The headline number needs context
MiniMax's M3 scores 59.0% on SWE-Bench Pro — a benchmark that measures an AI agent's ability to resolve real GitHub software issues autonomously — putting it ahead of GPT-5.5 and Gemini 3.1 Pro on that specific test. That is a genuine result. It is also a carefully selected one.
On the same class of agentic benchmarks, Anthropic's Claude Opus 4.8 scores 69.2% on SWE-Bench Pro, 74.6% on Terminal-Bench 2.1 (versus M3's 66.0%), and 83.4% on OSWorld-Verified (versus M3's 70.0%). The cost story is real; the "eclipsing" framing in the original headline is not the full picture.
What M3 actually is
M3 is a natively multimodal large language model — meaning it was trained on interleaved text and image data from the start, rather than having vision capabilities bolted on afterward. MiniMax says the pretraining corpus exceeded 100 trillion tokens. The model supports a 1-million-token context window, which is competitive with the longest-context proprietary models currently available.

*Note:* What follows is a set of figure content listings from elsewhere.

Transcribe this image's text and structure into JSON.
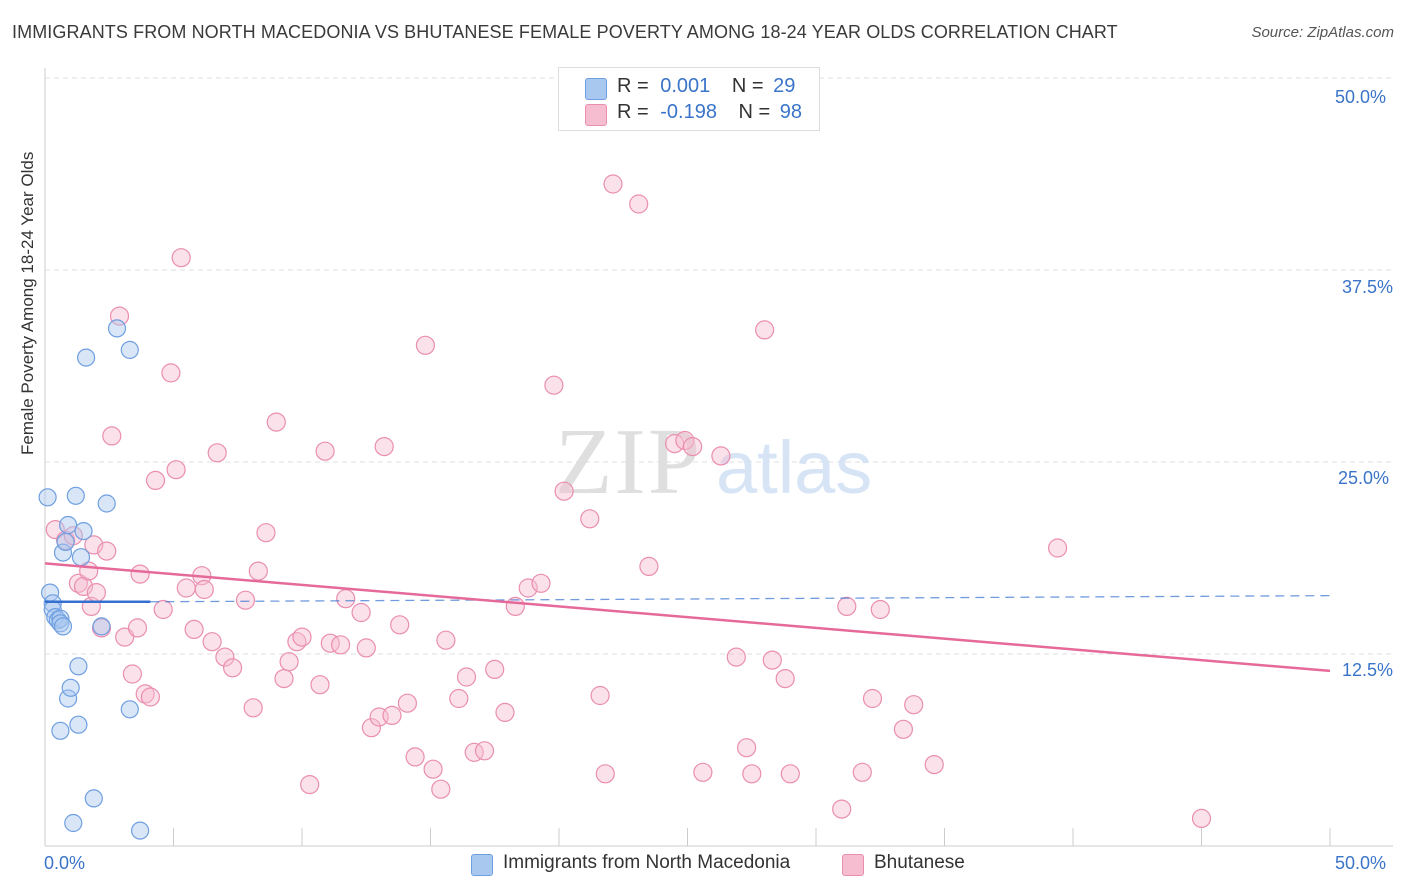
{
  "header": {
    "title": "IMMIGRANTS FROM NORTH MACEDONIA VS BHUTANESE FEMALE POVERTY AMONG 18-24 YEAR OLDS CORRELATION CHART",
    "source": "Source: ZipAtlas.com"
  },
  "watermark": {
    "zip": "ZIP",
    "atlas": "atlas"
  },
  "legend_top": {
    "rows": [
      {
        "r_label": "R =",
        "r_value": "0.001",
        "n_label": "N =",
        "n_value": "29"
      },
      {
        "r_label": "R =",
        "r_value": "-0.198",
        "n_label": "N =",
        "n_value": "98"
      }
    ]
  },
  "legend_bottom": {
    "series1": "Immigrants from North Macedonia",
    "series2": "Bhutanese"
  },
  "colors": {
    "blue_fill": "#a9c8f0",
    "blue_stroke": "#6f9fe0",
    "blue_line": "#3570d0",
    "pink_fill": "#f6bdd0",
    "pink_stroke": "#ea8eb0",
    "pink_line": "#e56a9a",
    "axis_label": "#3a74c9",
    "grid": "#dfdfdf"
  },
  "chart_data": {
    "type": "scatter",
    "title": "IMMIGRANTS FROM NORTH MACEDONIA VS BHUTANESE FEMALE POVERTY AMONG 18-24 YEAR OLDS CORRELATION CHART",
    "xlabel": "",
    "ylabel": "Female Poverty Among 18-24 Year Olds",
    "xlim": [
      0,
      50
    ],
    "ylim": [
      0,
      50
    ],
    "x_tick_labels": [
      "0.0%",
      "50.0%"
    ],
    "y_tick_labels": [
      "12.5%",
      "25.0%",
      "37.5%",
      "50.0%"
    ],
    "y_ticks": [
      12.5,
      25.0,
      37.5,
      50.0
    ],
    "grid": true,
    "legend_position": "top-center",
    "series": [
      {
        "name": "Immigrants from North Macedonia",
        "color": "blue",
        "r": 0.001,
        "n": 29,
        "trend": {
          "x0": 0.0,
          "y0": 15.9,
          "x1": 4.1,
          "y1": 15.9,
          "dashed_to_x": 50.0,
          "dashed_end_y": 16.3
        },
        "points": [
          [
            0.1,
            22.7
          ],
          [
            0.2,
            16.5
          ],
          [
            0.3,
            15.8
          ],
          [
            0.3,
            15.4
          ],
          [
            0.4,
            14.9
          ],
          [
            0.5,
            14.7
          ],
          [
            0.6,
            14.8
          ],
          [
            0.6,
            14.5
          ],
          [
            0.7,
            14.3
          ],
          [
            0.7,
            19.1
          ],
          [
            0.8,
            19.8
          ],
          [
            0.9,
            20.9
          ],
          [
            0.9,
            9.6
          ],
          [
            1.0,
            10.3
          ],
          [
            1.1,
            1.5
          ],
          [
            1.2,
            22.8
          ],
          [
            1.3,
            7.9
          ],
          [
            1.3,
            11.7
          ],
          [
            1.4,
            18.8
          ],
          [
            1.5,
            20.5
          ],
          [
            1.6,
            31.8
          ],
          [
            1.9,
            3.1
          ],
          [
            2.2,
            14.3
          ],
          [
            2.4,
            22.3
          ],
          [
            2.8,
            33.7
          ],
          [
            3.3,
            32.3
          ],
          [
            3.3,
            8.9
          ],
          [
            3.7,
            1.0
          ],
          [
            0.6,
            7.5
          ]
        ]
      },
      {
        "name": "Bhutanese",
        "color": "pink",
        "r": -0.198,
        "n": 98,
        "trend": {
          "x0": 0.0,
          "y0": 18.4,
          "x1": 50.0,
          "y1": 11.4
        },
        "points": [
          [
            0.4,
            20.6
          ],
          [
            0.8,
            19.9
          ],
          [
            1.1,
            20.2
          ],
          [
            1.3,
            17.1
          ],
          [
            1.5,
            16.9
          ],
          [
            1.7,
            17.9
          ],
          [
            1.8,
            15.6
          ],
          [
            1.9,
            19.6
          ],
          [
            2.0,
            16.5
          ],
          [
            2.2,
            14.2
          ],
          [
            2.4,
            19.2
          ],
          [
            2.6,
            26.7
          ],
          [
            2.9,
            34.5
          ],
          [
            3.1,
            13.6
          ],
          [
            3.4,
            11.2
          ],
          [
            3.6,
            14.2
          ],
          [
            3.7,
            17.7
          ],
          [
            3.9,
            9.9
          ],
          [
            4.1,
            9.7
          ],
          [
            4.3,
            23.8
          ],
          [
            4.6,
            15.4
          ],
          [
            4.9,
            30.8
          ],
          [
            5.1,
            24.5
          ],
          [
            5.3,
            38.3
          ],
          [
            5.5,
            16.8
          ],
          [
            5.8,
            14.1
          ],
          [
            6.1,
            17.6
          ],
          [
            6.2,
            16.7
          ],
          [
            6.5,
            13.3
          ],
          [
            6.7,
            25.6
          ],
          [
            7.0,
            12.3
          ],
          [
            7.3,
            11.6
          ],
          [
            7.8,
            16.0
          ],
          [
            8.1,
            9.0
          ],
          [
            8.3,
            17.9
          ],
          [
            8.6,
            20.4
          ],
          [
            9.0,
            27.6
          ],
          [
            9.3,
            10.9
          ],
          [
            9.5,
            12.0
          ],
          [
            9.8,
            13.3
          ],
          [
            10.0,
            13.6
          ],
          [
            10.3,
            4.0
          ],
          [
            10.7,
            10.5
          ],
          [
            10.9,
            25.7
          ],
          [
            11.1,
            13.2
          ],
          [
            11.5,
            13.1
          ],
          [
            11.7,
            16.1
          ],
          [
            12.3,
            15.2
          ],
          [
            12.5,
            12.9
          ],
          [
            12.7,
            7.7
          ],
          [
            13.0,
            8.4
          ],
          [
            13.2,
            26.0
          ],
          [
            13.5,
            8.5
          ],
          [
            13.8,
            14.4
          ],
          [
            14.1,
            9.3
          ],
          [
            14.4,
            5.8
          ],
          [
            14.8,
            32.6
          ],
          [
            15.1,
            5.0
          ],
          [
            15.4,
            3.7
          ],
          [
            15.6,
            13.4
          ],
          [
            16.1,
            9.6
          ],
          [
            16.4,
            11.0
          ],
          [
            16.7,
            6.1
          ],
          [
            17.1,
            6.2
          ],
          [
            17.5,
            11.5
          ],
          [
            17.9,
            8.7
          ],
          [
            18.3,
            15.6
          ],
          [
            18.8,
            16.8
          ],
          [
            19.3,
            17.1
          ],
          [
            19.8,
            30.0
          ],
          [
            20.2,
            23.1
          ],
          [
            21.2,
            21.3
          ],
          [
            21.6,
            9.8
          ],
          [
            21.8,
            4.7
          ],
          [
            22.1,
            43.1
          ],
          [
            23.1,
            41.8
          ],
          [
            23.5,
            18.2
          ],
          [
            24.5,
            26.2
          ],
          [
            24.9,
            26.4
          ],
          [
            25.2,
            26.0
          ],
          [
            25.6,
            4.8
          ],
          [
            26.3,
            25.4
          ],
          [
            26.9,
            12.3
          ],
          [
            27.3,
            6.4
          ],
          [
            27.5,
            4.7
          ],
          [
            28.0,
            33.6
          ],
          [
            28.3,
            12.1
          ],
          [
            28.8,
            10.9
          ],
          [
            29.0,
            4.7
          ],
          [
            31.0,
            2.4
          ],
          [
            31.2,
            15.6
          ],
          [
            31.8,
            4.8
          ],
          [
            32.2,
            9.6
          ],
          [
            32.5,
            15.4
          ],
          [
            33.4,
            7.6
          ],
          [
            33.8,
            9.2
          ],
          [
            34.6,
            5.3
          ],
          [
            39.4,
            19.4
          ],
          [
            45.0,
            1.8
          ]
        ]
      }
    ]
  }
}
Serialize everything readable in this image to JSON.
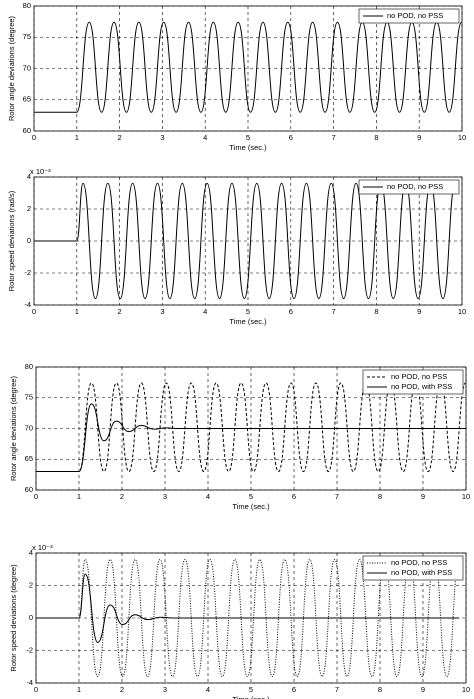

The efficiency gains come primarily from a new attention mechanism MiniMax calls MiniMax Sparse Attention (MSA). Standard transformer attention scales quadratically with sequence length — costs and compute grow explosively as inputs get longer. MSA partitions the key-value matrices used in attention into blocks and processes only the relevant ones, reducing per-token compute at maximum context to 1/20th of MiniMax's previous generation. The company claims a 9x speedup in the prefilling stage and 15x during decoding. These are internal figures and have not been independently verified.
The pricing case
At its promotional launch price of $0.30 per million input tokens and $1.20 per million output tokens, M3 is cheaper than every major proprietary frontier model currently on the market. Even at its full price of $0.60/$2.40, it sits well below GPT-5.5 ($5.00/$30.00) and Claude Opus 4.8 ($5.00/$25.00).
For context, DeepSeek-V4 Pro is marginally cheaper at $0.435/$0.87 per million tokens, and scores 55.4% on SWE-Bench Pro — below M3's 59.0%. The two models are statistically close on BrowseComp (M3: 83.5%, DeepSeek: 83.4%) and MCP Atlas (M3: 74.2%, DeepSeek: 73.6%).
Open weights — with an asterisk
MiniMax has committed to releasing model weights on HuggingFace and GitHub within ten days of launch. For enterprise buyers, this matters: local deployment eliminates API data-egress risk, enables fine-tuning, and removes vendor lock-in.
The significant unknown is the license. MiniMax has not yet specified whether weights will be released under a permissive license like MIT or Apache 2.0, a more restrictive research license, or something like the newer OpenMDW framework. Until that is confirmed, enterprises with compliance requirements should treat the open-weights announcement as a promise, not a deliverable.
What the benchmarks don't settle
Benchmark performance on SWE-Bench Pro and BrowseComp is meaningful but narrow. These tests measure specific agentic behaviors — code patching, web retrieval — and do not capture reliability across the full range of enterprise tasks: long-document summarization, structured data extraction, multilingual performance, or safety and refusal behavior under adversarial prompting.
MiniMax's 12-hour autonomous research replication demo — in which M3 reportedly reproduced experiments from an ICLR 2025 paper without human intervention — is an interesting data point, but it comes from MiniMax's own researchers and has not been independently replicated.